You would have thought that news of USD2 billion in losses incurred by JPMorgan’s chief investment office from trading in indices tied to credit default swaps would have fuelled some schadenfreude among the firm’s competitors, but among senior market observers that has not been the sentiment in recent weeks.
The issue is Jamie Dimon and his influence and status as the financial markets’ chief and most successful lobbyist. As the market hovers over the cliff of regulatory change, particularly surrounding derivatives, any diminishing of Dimon’s clout in regulatory circles could result in some of the more painful rules that have been alluded to by regulators being enforced. This is the biggest fear amongst the trading community and is why the majority are remaining hush on the losses. “If you consider all the lobbying efforts made to regulators, particularly in the U.S., then it is Jamie Dimon, particularly, that they stand up to and listen to, especially when it comes to the proposals around tightening the Volcker Rule,” one senior credit trader told DI.

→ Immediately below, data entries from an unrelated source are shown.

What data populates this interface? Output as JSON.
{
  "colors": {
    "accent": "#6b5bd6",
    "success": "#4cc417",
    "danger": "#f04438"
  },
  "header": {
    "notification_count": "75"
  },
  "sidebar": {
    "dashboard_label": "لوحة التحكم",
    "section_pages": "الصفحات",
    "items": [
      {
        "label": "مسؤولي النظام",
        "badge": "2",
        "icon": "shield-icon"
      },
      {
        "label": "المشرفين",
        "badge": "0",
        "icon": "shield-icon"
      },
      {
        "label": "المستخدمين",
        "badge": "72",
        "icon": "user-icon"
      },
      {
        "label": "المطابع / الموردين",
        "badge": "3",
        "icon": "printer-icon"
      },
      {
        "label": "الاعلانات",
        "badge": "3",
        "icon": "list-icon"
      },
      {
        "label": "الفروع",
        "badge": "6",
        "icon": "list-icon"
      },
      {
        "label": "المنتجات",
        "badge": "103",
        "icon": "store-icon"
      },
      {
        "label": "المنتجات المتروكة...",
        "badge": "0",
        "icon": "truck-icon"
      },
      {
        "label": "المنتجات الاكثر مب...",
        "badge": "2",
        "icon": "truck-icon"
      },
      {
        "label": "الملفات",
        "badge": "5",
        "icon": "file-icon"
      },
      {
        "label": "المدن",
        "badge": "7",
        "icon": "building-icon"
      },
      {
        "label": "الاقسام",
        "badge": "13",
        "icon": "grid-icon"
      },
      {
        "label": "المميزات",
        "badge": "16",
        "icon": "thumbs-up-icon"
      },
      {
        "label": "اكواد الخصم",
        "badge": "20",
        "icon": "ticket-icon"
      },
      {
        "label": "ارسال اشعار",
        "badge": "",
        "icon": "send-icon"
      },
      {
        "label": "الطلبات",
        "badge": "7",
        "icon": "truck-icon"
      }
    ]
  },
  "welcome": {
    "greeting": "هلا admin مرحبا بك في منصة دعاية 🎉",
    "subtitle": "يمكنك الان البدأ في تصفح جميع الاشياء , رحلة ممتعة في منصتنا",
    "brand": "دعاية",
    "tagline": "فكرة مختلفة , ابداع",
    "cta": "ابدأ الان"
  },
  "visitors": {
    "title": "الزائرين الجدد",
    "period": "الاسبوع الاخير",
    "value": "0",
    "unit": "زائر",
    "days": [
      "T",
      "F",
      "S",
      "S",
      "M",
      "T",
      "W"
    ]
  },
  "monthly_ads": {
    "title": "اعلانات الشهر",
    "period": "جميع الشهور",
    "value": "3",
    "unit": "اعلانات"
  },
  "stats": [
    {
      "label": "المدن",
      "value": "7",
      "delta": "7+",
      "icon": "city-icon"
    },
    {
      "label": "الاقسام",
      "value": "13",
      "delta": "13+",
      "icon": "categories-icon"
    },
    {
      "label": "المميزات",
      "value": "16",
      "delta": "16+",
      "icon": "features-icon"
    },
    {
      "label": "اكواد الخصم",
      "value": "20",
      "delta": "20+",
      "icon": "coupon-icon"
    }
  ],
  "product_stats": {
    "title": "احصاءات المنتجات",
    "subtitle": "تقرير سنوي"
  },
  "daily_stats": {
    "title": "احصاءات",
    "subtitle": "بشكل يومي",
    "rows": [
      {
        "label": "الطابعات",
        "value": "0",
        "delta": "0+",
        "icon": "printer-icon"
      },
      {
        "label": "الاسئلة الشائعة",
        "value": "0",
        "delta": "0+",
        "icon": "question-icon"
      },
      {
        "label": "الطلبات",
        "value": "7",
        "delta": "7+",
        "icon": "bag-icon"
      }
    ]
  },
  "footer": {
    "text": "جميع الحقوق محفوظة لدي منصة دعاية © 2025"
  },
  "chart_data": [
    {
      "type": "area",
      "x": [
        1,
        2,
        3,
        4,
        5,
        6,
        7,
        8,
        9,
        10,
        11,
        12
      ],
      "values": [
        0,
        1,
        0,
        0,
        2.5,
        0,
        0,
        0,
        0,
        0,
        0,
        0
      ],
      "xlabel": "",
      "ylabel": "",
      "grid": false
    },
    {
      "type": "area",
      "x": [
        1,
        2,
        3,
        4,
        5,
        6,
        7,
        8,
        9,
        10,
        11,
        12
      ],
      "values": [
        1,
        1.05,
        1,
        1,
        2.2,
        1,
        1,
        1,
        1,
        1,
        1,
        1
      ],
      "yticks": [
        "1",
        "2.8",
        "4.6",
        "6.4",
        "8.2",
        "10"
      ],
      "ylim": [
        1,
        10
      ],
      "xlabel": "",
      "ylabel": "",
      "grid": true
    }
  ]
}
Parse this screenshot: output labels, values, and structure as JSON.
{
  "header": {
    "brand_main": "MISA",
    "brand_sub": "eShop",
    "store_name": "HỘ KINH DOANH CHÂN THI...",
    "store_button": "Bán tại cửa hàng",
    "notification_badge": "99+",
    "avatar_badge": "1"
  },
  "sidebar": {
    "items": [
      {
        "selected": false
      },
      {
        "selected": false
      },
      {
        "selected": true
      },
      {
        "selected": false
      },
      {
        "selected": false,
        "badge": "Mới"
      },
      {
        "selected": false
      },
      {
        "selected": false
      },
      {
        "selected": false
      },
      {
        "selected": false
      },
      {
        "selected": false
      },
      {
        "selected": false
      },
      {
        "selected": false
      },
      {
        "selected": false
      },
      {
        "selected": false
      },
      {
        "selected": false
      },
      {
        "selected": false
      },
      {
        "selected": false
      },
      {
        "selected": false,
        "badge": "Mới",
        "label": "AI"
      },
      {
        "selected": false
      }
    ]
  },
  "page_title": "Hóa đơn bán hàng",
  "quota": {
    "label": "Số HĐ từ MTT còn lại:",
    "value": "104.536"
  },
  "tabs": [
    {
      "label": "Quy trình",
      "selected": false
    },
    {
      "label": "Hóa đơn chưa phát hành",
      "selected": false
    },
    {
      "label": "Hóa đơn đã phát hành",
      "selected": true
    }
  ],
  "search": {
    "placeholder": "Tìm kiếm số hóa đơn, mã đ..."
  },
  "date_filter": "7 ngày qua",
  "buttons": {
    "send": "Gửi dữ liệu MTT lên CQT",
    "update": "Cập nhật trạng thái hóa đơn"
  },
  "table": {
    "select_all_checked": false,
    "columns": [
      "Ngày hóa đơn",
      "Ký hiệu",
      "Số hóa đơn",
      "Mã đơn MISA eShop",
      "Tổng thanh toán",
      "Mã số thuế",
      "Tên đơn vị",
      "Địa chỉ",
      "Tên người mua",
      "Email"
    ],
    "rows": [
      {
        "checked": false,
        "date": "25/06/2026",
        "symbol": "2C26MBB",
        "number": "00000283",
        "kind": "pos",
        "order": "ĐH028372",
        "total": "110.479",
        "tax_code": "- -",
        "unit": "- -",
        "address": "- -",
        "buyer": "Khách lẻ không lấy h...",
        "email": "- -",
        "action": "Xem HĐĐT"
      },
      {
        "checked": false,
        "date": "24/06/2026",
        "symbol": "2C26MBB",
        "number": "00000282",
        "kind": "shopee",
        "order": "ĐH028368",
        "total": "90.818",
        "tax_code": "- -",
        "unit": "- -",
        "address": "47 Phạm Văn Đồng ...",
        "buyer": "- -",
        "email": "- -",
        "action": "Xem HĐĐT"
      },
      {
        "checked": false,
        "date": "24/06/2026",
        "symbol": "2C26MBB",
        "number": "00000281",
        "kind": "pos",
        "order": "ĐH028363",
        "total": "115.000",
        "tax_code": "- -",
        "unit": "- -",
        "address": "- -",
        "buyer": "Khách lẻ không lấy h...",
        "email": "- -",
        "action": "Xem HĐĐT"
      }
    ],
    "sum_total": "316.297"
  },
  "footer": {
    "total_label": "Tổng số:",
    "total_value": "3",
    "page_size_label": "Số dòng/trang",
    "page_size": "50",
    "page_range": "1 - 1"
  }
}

The concerns are growing that the losses could potentially complicate lobbying efforts over the Volcker Rule. The U.S. Commodity Futures Trading Commission has launched an investigation into the trades made by JPMorgan, while there are reports that the U.S. Securities and Exchange Commission has also launched a probe. Calls by U.S. government officials to tighten the Volcker Rule, such as those from the U.S. Director of the National Economic Council, Gene Sperling, have put pressure on regulators to restrict bank trading activities further.
Whether the trades made by JPMorgan would be banned under the current draft of the Volcker Rule is still unclear since specifics around the trades have yet to be disclosed. But, if we go by comments made by regulatory officials over the last week, it seems there is intent to strengthen the Volcker Rule based on JPM’s losses, which could subsequently impact the trading operations of all financial institutions.
So when Dimon steps forward in front of the Senate Banking Committee next month, he won’t be testifying solely for JPMorgan. He will be carrying on his shoulders the weight and expectations of all financial services institutions. So his performance that day will ultimately shape the future trading operations of U.S. based financial services for generations to come.